Doctor shortage fallout: Survey finds new patients wait longer for appointments

There’s been a steady increase in the amount of time it takes for new patients to get doctor appointments, a reflection of the physician shortage, according to a new survey.

The average time to schedule a new patient appointment has increased by 30% since 2014 in 15 major metropolitan areas and now stands at 24 days, according to a survey (PDF) by Merritt Hawkins, a national physician search firm.

The 2017 survey of 1,414 physician offices shows a steady increase in the time it takes to get an appointment, which was 18.5 days in 2014, 20.5 days in 2009 and 21 days in 2004, the previous years the company conducted the survey.

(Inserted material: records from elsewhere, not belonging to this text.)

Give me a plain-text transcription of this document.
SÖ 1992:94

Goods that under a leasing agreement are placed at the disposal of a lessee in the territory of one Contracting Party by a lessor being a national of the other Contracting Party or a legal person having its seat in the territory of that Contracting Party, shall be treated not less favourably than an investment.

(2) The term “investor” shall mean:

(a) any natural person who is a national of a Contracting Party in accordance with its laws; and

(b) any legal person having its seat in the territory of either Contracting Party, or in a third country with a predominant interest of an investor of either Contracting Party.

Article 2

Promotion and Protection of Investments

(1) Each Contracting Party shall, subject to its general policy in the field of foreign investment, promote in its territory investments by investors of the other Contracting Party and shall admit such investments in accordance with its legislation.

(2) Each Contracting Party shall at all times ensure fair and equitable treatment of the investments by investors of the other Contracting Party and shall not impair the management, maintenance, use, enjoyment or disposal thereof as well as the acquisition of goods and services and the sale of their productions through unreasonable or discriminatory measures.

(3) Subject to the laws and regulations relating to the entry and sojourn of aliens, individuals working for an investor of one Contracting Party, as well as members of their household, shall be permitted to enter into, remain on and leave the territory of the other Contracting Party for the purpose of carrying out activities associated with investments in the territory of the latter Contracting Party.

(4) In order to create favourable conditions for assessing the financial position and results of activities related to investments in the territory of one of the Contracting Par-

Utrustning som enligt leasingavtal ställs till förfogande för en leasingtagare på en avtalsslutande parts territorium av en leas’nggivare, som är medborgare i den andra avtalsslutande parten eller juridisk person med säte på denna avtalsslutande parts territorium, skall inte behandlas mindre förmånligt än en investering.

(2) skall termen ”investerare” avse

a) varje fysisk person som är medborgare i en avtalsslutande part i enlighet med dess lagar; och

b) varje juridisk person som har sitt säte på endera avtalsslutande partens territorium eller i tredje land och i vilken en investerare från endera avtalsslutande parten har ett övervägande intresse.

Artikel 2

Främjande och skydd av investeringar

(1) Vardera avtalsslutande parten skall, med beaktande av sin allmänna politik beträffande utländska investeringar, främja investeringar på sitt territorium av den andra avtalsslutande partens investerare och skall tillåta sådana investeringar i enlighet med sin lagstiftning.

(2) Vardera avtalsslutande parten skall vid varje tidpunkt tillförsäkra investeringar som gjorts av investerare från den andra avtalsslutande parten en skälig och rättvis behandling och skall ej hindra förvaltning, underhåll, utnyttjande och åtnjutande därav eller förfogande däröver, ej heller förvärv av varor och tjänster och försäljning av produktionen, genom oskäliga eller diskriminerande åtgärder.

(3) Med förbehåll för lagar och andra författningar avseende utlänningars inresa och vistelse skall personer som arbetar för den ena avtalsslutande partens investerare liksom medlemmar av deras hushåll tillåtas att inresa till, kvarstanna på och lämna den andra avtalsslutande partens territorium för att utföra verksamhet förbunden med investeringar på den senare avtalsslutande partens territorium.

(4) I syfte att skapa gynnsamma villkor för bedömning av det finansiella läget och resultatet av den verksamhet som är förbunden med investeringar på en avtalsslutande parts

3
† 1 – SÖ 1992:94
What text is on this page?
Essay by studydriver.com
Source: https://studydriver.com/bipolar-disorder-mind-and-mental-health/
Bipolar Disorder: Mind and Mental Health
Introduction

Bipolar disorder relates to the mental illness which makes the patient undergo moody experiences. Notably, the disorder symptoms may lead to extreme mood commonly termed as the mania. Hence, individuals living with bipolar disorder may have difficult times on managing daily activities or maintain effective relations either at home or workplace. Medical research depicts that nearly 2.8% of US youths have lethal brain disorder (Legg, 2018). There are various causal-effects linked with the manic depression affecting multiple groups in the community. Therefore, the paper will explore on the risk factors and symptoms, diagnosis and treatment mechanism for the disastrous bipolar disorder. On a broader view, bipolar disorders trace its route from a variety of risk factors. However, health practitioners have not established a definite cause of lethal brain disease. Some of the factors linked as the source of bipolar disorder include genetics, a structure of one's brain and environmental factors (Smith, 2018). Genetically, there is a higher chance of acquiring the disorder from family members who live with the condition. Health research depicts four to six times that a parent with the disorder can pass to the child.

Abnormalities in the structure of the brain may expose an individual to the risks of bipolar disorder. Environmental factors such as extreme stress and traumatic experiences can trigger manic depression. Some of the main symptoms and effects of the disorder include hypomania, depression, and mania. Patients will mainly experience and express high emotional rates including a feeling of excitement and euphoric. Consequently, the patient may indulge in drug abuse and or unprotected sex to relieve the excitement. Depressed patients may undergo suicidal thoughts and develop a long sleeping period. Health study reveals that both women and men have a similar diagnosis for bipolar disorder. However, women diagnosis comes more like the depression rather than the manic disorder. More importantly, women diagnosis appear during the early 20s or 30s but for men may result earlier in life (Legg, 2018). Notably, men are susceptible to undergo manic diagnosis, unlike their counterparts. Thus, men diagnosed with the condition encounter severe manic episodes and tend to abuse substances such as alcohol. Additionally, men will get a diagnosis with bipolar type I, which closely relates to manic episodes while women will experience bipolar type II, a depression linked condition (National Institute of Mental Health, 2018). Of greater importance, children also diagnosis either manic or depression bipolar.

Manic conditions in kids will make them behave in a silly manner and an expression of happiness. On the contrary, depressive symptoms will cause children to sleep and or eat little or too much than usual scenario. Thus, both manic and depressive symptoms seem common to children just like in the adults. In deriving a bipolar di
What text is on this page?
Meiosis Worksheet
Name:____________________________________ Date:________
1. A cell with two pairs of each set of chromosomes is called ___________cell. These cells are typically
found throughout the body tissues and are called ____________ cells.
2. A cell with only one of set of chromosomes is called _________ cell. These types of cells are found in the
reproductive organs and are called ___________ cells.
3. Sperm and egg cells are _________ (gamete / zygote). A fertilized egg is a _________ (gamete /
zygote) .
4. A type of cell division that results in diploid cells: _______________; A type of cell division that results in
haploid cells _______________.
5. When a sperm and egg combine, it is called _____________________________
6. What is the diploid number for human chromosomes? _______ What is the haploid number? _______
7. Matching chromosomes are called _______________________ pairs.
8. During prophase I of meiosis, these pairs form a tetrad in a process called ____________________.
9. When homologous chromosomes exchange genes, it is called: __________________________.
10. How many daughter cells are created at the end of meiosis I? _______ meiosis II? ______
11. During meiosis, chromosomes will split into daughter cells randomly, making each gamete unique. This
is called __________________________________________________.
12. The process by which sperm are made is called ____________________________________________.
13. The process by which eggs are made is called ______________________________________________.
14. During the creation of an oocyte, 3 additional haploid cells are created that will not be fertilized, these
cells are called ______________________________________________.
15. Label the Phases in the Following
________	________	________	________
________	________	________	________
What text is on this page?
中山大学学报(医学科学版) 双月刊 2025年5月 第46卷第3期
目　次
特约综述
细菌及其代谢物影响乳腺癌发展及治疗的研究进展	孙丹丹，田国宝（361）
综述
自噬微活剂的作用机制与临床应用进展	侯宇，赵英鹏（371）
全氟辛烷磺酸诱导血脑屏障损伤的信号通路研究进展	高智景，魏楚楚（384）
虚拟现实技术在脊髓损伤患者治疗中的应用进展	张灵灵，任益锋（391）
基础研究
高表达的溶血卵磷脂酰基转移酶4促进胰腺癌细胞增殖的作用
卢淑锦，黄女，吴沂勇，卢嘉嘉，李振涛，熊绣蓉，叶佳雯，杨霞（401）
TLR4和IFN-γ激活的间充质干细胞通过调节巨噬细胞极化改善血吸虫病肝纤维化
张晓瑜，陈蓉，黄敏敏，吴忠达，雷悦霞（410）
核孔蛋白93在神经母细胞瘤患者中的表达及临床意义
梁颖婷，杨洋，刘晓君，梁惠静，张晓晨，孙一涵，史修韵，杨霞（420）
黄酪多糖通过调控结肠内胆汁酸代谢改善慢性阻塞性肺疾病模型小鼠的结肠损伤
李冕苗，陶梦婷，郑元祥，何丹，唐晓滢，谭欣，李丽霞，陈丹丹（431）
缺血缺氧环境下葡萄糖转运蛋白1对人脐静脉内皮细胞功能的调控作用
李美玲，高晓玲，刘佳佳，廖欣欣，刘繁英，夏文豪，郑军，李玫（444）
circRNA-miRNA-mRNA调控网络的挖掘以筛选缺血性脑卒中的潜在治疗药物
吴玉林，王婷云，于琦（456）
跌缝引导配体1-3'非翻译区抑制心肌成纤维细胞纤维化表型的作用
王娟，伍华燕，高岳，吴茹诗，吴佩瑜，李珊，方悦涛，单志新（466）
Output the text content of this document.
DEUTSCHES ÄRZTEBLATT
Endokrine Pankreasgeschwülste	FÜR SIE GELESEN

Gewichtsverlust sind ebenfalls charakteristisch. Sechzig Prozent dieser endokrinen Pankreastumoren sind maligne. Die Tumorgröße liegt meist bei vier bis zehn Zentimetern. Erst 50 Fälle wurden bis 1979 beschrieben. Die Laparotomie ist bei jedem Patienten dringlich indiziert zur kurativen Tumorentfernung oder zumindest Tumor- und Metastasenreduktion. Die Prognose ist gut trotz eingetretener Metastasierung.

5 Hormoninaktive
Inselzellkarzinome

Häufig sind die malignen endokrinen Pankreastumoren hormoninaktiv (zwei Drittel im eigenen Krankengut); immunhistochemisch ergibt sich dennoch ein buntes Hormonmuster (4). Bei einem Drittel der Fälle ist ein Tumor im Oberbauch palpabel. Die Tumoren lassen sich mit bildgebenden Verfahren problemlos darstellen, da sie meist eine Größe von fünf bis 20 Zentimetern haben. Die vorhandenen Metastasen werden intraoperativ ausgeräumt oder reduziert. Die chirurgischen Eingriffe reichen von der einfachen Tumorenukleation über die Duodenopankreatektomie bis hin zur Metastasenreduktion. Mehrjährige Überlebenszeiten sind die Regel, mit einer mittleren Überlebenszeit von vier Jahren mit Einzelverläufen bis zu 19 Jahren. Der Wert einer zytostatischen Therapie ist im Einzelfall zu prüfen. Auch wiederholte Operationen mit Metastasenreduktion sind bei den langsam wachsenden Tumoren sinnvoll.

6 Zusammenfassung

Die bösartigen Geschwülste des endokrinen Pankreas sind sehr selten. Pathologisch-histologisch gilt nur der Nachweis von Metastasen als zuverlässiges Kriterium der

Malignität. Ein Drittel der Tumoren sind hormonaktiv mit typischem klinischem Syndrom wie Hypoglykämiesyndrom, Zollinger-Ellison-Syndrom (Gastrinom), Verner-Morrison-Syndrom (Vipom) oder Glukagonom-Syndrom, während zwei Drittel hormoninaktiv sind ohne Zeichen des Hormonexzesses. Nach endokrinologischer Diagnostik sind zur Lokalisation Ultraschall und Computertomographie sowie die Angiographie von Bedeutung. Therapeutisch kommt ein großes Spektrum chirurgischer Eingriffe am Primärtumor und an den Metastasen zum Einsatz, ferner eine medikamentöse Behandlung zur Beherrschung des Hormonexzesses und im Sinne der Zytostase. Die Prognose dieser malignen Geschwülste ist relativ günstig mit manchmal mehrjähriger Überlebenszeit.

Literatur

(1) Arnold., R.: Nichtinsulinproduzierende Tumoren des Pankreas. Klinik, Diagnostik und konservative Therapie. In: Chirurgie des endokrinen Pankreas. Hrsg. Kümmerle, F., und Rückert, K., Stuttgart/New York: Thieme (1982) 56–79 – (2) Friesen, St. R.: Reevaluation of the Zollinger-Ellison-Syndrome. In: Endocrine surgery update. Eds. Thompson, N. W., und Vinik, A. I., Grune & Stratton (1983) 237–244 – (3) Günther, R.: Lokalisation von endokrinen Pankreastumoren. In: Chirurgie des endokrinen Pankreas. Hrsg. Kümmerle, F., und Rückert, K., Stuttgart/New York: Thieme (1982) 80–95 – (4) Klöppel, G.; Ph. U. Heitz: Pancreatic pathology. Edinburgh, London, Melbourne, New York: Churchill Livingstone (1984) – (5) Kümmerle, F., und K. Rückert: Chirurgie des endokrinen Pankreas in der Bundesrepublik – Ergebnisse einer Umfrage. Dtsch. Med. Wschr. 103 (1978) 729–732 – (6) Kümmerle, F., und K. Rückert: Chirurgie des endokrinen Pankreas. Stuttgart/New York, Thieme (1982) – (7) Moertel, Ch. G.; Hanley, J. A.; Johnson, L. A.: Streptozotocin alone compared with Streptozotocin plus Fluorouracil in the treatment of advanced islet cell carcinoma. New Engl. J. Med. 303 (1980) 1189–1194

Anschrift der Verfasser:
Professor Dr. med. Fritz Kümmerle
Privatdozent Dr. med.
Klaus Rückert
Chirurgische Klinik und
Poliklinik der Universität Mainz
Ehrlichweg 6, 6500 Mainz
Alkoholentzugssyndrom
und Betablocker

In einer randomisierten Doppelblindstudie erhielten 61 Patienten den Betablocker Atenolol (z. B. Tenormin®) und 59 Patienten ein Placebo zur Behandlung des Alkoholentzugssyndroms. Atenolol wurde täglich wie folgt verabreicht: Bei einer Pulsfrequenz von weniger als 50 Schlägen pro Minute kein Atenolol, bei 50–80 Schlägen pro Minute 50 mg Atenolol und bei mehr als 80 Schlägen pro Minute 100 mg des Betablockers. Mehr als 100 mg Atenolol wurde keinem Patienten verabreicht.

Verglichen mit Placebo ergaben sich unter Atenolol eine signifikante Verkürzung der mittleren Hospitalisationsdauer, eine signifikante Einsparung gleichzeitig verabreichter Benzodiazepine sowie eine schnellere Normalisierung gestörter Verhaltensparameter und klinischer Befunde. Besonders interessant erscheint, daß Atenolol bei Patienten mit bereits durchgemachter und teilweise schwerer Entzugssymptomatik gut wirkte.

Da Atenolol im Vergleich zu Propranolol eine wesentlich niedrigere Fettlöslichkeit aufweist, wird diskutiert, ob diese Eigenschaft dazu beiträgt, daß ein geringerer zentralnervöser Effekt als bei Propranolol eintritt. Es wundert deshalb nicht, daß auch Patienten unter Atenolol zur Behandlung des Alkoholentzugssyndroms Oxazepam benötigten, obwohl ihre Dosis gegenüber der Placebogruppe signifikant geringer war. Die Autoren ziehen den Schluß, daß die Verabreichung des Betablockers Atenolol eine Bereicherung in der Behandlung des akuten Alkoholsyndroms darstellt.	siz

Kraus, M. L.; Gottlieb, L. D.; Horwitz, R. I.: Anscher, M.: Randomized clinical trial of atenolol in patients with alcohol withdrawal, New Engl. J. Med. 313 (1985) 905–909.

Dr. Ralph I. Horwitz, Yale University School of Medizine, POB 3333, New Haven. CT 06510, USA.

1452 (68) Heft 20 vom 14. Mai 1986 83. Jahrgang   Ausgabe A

“Physician appointment wait times are the longest they have been since we began conducting the survey. Growing physician appointment wait times are a significant indicator that the nation is experiencing a shortage of physicians,” Mark Smith, the company’s president, said in an announcement (PDF).

The survey tracked physician appointment wait times for five medical specialties in 15 areas of the country, as well as physician Medicare and Medicare acceptance rates. Wait times were the longest in Boston, where the average time to see a family physician is 109 days. Dallas had the shortest average wait time, at 15 days.

The average rate of Medicare acceptance is 85%. Medicaid acceptance is 53%, up from 46% in 2014.

The latest statistics from the Association of American Medical Colleges show a projected shortage of between 40,800 and 104,900 doctors by 2030. Shortages are already being felt in rural areas of the country.